The park is the first public park opened by Osaka in 1891, after its foundation as a city. It is located on the Nakanoshima sandbank, lying between Dōjima and Tosabori Rivers. The park houses several public facilities. The Osaka Central Public Hall, established in 1911, is Neo-Renaissance architecture and regarded as a nationally Important Cultural Property. The Osaka Prefectural Nakanoshima Library, established in 1904, is housed in an impressive Neo-Baroque building. The park also holds a rose garden.
This art museum holds ceramic collections that are regarded as one of the best in the world. It collects, studies, conserves, exhibits and interprets East Asian ceramics, which mainly came from ancient China and Korea. The world-famous Ataka Collection, donated by the 21 companies of the Sumitomo Group, as well as the Rhee Byung-Chang Collection, provide the public an aesthetic experience with first-class collection.

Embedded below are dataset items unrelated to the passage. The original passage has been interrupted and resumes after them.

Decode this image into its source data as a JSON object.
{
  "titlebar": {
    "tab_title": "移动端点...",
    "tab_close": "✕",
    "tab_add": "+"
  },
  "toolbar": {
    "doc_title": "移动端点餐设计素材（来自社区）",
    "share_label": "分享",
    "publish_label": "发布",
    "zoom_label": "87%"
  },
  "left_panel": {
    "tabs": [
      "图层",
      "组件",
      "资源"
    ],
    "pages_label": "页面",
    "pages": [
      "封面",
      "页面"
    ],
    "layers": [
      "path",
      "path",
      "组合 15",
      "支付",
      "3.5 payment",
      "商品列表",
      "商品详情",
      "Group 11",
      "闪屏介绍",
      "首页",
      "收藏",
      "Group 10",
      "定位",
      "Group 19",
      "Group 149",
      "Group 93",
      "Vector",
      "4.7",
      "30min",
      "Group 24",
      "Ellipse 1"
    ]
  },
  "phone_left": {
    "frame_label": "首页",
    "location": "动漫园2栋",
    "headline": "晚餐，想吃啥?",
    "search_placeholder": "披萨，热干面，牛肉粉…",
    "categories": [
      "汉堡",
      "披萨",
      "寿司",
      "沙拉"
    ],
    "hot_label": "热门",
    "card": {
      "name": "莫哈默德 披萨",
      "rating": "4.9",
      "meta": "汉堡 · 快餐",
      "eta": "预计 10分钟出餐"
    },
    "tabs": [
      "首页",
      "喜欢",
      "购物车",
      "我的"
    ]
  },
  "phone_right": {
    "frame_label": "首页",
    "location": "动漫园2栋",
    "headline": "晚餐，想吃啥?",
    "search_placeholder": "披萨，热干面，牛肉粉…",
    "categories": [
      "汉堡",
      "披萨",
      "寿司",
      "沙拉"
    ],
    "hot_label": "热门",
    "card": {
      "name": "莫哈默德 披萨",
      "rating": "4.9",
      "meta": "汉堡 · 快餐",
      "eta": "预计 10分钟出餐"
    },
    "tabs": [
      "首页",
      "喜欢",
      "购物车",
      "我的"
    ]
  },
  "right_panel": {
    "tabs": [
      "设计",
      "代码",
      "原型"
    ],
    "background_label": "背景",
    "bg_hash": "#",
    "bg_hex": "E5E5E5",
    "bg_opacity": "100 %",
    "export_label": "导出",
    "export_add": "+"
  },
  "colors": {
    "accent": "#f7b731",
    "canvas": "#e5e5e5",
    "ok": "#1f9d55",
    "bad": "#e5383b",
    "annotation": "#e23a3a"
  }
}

This skyscraper consists of two 40-story towers that connect at their two uppermost stories, with bridges and an escalator crossing the wide atrium-like space in the center. It is one of the city's most recognizable landmarks. The building features a rooftop observatory, the Floating Garden Observatory, as well as an underground market that attempts to recreate the atmosphere of Osaka in the early 20th century. At the base of the towers is an urban garden with walking trails and water features.